Cependant ces perspectives, bien que nettement plus positive et favorables au monde entier et à la population française ne sont pas perçues comme étant rationnelles. Elles restent des hypothèses, des spéculations, alors que les risques sont réels. Il faudrait des organisations plus fortes pour qu’une révolution et un mouvement anti-impérialiste deviennent des croyances rationnelles, mais pour qu’elles deviennent plus forte, il faudrait une crise de régime dans laquelle les solutions traditionnelles ne sont plus opérantes. Finalement, il faut être fort pour oser le faire, et il faut le faire pour devenir fort. Donc, là, on est mis devant notre faiblesse : on est pas assez fort pour que notre projet apparaisse rationnel.

Cette force proviendra à la fois des développements des organisations communistes et de leurs influences combinées, mais aussi de leur capacité à s’organiser conjointement.
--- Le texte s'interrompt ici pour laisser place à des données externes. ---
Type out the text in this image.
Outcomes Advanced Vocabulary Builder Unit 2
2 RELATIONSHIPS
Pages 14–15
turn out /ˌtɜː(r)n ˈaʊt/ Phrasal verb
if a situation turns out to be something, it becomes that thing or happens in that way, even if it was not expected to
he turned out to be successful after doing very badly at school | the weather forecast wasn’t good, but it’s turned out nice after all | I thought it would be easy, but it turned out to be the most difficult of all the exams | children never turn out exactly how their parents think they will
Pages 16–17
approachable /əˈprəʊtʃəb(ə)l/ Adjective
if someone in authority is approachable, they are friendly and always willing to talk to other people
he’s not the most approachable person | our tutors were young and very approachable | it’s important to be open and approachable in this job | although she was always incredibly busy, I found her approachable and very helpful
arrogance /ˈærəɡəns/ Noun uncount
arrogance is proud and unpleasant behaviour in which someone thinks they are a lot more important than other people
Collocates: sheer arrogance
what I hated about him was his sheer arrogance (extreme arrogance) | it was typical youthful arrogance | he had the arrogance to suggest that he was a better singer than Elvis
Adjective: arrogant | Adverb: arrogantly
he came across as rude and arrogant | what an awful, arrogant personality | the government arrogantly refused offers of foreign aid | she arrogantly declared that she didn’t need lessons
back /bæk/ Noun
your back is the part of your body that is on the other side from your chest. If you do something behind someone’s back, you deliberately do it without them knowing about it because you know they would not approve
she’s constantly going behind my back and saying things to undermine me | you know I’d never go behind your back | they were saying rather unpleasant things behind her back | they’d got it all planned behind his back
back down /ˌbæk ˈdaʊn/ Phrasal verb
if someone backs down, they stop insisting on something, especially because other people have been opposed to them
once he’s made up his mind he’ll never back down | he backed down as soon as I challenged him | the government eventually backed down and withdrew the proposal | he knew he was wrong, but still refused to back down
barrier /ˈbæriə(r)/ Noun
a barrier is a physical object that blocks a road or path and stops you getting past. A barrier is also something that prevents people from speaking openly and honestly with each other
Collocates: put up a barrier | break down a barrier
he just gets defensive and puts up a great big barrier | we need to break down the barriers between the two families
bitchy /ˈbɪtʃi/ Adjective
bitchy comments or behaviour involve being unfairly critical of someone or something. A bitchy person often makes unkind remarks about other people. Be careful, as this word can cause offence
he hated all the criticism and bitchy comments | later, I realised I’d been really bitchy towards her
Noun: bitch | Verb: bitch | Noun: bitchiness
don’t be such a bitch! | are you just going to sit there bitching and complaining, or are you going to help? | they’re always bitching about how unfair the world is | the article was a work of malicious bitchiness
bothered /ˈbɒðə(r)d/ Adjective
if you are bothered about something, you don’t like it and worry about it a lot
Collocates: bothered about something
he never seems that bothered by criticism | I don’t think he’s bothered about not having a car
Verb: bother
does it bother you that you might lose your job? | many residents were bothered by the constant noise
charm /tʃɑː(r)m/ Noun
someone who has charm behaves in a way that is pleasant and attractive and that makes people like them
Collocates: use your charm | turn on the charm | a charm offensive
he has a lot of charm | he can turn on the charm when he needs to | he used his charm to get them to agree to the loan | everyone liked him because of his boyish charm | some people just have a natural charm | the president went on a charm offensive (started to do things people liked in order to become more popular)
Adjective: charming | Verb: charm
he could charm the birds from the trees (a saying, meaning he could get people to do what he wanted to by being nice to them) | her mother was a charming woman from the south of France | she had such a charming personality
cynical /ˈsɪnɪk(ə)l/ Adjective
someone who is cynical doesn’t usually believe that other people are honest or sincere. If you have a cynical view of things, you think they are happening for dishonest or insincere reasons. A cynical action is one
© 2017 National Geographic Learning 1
Et là, nous avons pu constater que la route est encore longue. Les contacts demeurent précaires, la méfiance et la conflictualité sont élevés. Nous ne pouvons blâmer personne et des bonnes volontés existent. Mais elles se heurtent au fait que, très souvent, les propositions unitaires n’apparaissent que comme des absorptions  : après tout, il est bien compliqué que «  deux fusionnent en un  ».

Nous pensons toujours que les cadres étroits, entre organisations, sont trop exigus pour réellement avancer. Nous, nous pensons qu’il faut quelque chose de plus large, qui n’apparaisse pas comme l’émanation d’une seule organisation, pour pouvoir élaborer d’une manière ouverte, positive, les structures de demain. Nous le faisons donc au sein de l’ICOR et des amis de l’ICOR, creuset, nous le pensons d’une nouvelle internationale. Même la présence importante d’organisations plus grande n’a pas entravé la possibilité d’élaboration et de naissance d’un vrai débat. Dans le cadre de ce conflit, cette structure nous a permis de faire des pas de géants dans la construction d’une solidarité internationale. Nous appelons à l’amplifier. Malgré des défauts, des travers, des manques, il s’agit à l’heure actuelle de la seule structure non reliée aux ex-partis du bloc est, à exister avec cette ampleur. Avec ses ramification russes et ukrainiennes, elle joue un rôle direct dans ce conflit.